No es que sintieran que sus hombres hubiesen salvado la vida. Era que lamentaban amargamente deber su vida a un hombre como Rhett y a un truco tan violento. Durante meses se habían sentido humilladas ante la risa y la burla de los yanquis, y decían que, de interesarse Rhett realmente por el bien del Klan, debió arreglar el asunto de un modo menos aparatoso.

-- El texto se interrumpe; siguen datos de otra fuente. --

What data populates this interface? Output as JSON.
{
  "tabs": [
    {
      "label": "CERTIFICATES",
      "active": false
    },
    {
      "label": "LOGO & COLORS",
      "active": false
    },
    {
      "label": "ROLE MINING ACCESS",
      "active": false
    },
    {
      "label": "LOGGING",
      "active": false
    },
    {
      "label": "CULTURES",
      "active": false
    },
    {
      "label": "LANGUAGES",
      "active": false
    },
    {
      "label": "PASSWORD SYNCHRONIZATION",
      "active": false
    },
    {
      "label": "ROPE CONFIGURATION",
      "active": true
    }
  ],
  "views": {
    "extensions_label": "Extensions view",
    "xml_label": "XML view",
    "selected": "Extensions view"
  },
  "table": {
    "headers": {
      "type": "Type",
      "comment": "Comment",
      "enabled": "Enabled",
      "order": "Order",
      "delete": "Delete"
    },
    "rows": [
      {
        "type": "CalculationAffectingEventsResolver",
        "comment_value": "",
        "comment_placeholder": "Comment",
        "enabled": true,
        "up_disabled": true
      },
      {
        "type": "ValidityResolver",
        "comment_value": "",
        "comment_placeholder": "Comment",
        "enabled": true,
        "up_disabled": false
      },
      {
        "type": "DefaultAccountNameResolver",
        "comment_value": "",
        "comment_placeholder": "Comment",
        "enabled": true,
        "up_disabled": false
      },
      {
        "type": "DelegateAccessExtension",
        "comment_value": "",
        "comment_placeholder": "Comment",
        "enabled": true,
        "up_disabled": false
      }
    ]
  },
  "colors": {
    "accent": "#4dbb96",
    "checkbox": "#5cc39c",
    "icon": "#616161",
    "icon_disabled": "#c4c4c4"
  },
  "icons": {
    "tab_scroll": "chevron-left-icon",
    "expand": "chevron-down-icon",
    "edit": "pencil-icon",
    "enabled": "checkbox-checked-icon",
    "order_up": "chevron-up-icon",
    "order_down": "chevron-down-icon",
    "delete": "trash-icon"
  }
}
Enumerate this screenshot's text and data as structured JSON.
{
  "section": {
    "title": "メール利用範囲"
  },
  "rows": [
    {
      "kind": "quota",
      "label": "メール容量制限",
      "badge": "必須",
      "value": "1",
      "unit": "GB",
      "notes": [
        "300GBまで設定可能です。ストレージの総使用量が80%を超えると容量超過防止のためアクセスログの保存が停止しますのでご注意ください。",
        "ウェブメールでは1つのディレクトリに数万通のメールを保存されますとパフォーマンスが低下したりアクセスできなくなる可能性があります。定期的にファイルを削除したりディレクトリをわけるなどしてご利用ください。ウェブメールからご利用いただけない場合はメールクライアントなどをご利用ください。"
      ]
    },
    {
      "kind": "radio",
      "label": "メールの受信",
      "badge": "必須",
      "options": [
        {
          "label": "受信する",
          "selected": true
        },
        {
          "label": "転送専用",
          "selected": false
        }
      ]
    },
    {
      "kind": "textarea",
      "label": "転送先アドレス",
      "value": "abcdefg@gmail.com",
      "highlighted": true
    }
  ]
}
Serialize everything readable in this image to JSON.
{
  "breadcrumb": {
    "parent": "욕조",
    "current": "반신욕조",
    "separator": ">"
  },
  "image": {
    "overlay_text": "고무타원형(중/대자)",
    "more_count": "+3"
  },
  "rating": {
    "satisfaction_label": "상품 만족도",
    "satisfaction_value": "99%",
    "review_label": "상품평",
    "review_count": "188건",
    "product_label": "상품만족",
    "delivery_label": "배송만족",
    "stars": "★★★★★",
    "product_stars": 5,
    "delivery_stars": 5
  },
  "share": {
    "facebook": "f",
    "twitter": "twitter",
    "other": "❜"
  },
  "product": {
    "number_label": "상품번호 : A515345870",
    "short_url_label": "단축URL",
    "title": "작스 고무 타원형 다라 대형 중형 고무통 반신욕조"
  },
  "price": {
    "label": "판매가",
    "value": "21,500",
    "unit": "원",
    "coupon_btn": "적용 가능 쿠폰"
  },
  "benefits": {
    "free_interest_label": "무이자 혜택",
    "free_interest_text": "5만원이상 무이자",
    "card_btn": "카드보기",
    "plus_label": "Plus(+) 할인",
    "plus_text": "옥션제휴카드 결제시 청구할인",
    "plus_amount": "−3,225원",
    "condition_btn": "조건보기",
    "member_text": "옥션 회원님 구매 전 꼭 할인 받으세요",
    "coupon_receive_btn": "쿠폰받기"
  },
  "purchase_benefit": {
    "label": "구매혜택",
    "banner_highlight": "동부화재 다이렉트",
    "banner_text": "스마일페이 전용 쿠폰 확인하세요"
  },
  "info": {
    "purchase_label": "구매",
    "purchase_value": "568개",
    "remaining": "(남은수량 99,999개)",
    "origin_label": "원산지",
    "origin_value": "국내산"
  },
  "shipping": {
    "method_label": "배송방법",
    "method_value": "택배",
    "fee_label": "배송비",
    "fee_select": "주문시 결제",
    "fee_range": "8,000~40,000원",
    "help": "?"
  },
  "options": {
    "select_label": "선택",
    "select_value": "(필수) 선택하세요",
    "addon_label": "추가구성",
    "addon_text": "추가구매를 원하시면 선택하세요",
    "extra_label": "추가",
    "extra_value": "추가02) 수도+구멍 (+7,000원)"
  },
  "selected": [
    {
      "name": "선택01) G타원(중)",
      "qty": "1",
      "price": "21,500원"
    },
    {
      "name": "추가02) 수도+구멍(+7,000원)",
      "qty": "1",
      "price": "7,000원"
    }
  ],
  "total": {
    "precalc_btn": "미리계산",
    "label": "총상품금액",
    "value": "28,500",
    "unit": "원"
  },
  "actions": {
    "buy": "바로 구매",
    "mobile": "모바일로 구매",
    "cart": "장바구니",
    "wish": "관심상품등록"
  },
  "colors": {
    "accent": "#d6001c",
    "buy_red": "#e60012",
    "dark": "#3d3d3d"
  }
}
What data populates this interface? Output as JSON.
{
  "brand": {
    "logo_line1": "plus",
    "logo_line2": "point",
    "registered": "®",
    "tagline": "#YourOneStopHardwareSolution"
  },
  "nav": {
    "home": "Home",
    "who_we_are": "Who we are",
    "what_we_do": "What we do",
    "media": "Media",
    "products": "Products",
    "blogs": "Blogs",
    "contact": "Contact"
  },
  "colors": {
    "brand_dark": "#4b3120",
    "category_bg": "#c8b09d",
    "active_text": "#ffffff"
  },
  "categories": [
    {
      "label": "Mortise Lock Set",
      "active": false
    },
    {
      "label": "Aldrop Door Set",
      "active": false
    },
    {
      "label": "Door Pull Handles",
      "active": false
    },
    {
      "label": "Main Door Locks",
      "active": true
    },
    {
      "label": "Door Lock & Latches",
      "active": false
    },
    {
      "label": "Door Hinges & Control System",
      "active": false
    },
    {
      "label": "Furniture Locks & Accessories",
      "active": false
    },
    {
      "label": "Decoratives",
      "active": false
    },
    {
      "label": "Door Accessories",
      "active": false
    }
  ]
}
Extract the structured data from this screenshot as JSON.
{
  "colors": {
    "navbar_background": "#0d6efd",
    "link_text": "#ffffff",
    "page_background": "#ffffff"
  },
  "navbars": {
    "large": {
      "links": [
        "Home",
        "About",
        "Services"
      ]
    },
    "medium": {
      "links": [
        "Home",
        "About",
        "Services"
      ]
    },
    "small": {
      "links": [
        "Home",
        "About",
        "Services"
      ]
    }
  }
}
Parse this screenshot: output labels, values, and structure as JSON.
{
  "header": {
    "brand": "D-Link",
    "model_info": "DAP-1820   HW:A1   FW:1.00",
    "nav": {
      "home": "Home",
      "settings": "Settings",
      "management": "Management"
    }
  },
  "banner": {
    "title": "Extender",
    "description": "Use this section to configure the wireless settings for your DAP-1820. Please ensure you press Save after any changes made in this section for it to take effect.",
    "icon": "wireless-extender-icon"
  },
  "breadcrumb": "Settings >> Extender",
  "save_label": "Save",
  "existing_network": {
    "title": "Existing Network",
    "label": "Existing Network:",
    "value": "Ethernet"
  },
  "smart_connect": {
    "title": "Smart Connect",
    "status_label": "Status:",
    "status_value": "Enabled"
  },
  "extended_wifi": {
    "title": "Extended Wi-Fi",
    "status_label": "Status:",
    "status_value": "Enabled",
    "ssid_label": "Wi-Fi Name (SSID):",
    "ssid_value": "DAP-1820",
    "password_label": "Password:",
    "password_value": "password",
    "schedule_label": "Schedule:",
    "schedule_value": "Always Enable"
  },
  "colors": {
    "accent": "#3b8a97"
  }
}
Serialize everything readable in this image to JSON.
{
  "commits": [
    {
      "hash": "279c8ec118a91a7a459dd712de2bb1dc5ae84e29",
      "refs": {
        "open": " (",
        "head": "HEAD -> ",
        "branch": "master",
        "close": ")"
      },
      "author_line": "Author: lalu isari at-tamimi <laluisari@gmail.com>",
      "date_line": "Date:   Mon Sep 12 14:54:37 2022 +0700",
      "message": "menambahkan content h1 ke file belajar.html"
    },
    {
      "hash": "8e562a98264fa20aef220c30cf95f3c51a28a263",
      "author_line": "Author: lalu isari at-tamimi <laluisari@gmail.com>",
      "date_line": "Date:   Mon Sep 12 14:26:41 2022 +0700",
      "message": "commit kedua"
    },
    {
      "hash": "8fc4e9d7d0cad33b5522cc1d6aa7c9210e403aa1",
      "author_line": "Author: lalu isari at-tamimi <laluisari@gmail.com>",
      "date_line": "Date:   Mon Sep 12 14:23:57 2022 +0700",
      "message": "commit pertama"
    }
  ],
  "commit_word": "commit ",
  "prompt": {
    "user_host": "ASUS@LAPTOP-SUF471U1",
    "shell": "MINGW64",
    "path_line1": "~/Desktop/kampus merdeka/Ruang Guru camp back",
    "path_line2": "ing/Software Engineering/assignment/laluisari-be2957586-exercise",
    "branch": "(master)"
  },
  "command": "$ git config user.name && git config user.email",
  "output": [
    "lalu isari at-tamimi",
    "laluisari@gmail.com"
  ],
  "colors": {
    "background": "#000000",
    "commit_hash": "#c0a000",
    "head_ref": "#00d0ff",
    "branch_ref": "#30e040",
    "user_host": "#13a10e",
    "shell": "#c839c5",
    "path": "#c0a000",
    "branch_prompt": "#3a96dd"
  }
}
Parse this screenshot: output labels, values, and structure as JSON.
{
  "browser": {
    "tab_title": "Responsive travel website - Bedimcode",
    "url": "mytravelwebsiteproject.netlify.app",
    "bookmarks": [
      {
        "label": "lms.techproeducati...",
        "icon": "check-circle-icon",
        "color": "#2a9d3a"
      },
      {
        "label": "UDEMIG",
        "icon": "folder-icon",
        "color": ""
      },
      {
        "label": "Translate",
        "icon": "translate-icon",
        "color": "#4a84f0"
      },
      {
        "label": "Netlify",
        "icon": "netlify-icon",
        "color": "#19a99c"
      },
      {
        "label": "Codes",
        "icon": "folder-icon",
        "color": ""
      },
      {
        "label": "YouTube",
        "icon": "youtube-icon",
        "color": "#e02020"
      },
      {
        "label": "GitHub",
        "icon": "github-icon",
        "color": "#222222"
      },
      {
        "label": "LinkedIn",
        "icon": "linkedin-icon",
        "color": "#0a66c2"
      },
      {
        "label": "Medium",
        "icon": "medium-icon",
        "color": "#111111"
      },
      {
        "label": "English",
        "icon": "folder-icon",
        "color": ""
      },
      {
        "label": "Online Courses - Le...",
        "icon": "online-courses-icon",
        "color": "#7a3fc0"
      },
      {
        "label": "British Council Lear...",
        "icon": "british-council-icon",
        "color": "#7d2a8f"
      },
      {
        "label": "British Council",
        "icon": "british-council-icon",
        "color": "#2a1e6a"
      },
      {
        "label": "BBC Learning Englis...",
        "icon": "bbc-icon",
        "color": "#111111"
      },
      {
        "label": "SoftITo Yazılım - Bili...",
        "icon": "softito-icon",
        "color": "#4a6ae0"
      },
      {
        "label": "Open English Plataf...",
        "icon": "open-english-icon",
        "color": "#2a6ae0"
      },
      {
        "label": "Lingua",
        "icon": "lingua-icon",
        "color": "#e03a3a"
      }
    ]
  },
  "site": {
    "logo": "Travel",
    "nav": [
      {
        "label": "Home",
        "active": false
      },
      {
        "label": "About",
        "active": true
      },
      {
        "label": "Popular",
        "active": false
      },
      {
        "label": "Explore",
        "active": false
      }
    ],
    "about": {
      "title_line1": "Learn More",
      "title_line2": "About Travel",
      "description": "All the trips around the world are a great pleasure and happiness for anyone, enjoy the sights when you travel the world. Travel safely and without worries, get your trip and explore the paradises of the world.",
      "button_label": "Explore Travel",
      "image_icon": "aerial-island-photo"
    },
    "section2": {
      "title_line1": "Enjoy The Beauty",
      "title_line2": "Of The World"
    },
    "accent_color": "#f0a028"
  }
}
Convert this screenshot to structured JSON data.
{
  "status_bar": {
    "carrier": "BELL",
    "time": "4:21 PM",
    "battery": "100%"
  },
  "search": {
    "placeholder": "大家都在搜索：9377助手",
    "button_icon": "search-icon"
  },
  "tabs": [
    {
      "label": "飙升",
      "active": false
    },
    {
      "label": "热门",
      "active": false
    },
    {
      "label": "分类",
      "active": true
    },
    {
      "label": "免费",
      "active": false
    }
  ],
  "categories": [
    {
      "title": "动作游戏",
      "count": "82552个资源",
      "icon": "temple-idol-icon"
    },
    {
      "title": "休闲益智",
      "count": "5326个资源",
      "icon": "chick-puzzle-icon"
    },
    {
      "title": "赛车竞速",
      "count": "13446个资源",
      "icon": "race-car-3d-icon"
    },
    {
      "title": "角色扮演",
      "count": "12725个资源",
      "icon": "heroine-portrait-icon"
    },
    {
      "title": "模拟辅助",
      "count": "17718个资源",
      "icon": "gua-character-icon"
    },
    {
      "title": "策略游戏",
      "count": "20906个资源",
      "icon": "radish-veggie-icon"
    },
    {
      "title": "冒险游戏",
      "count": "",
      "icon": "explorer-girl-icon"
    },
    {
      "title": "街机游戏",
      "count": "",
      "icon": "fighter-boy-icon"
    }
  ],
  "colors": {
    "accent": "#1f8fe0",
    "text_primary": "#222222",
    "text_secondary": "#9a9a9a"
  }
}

Decían que había tramado con Bella Watling la forma de poner en evidencia a la gente de más viso de la ciudad. Y así no merecían ni agradecimiento por haber salvado la vida de los hombres, ni siquiera perdón por sus faltas pasadas.
Aquellas mujeres, tan sensibles a la bondad, tan caritativas con el dolor, tan infatigables en momentos difíciles, podían ser también tan implacables como furias con cualquier renegado que quebrantase el más insignificante artículo de su inédito código. Este código era bien sencillo: reverencia a la Confederación, honor a los veteranos, lealtad a las antiguas costumbres, orgullo en la pobreza, manos acogedoras para los amigos y odio a muerte a los yanquis. Y Scarlett y Rhett habían ultrajado todos los artículos de este código.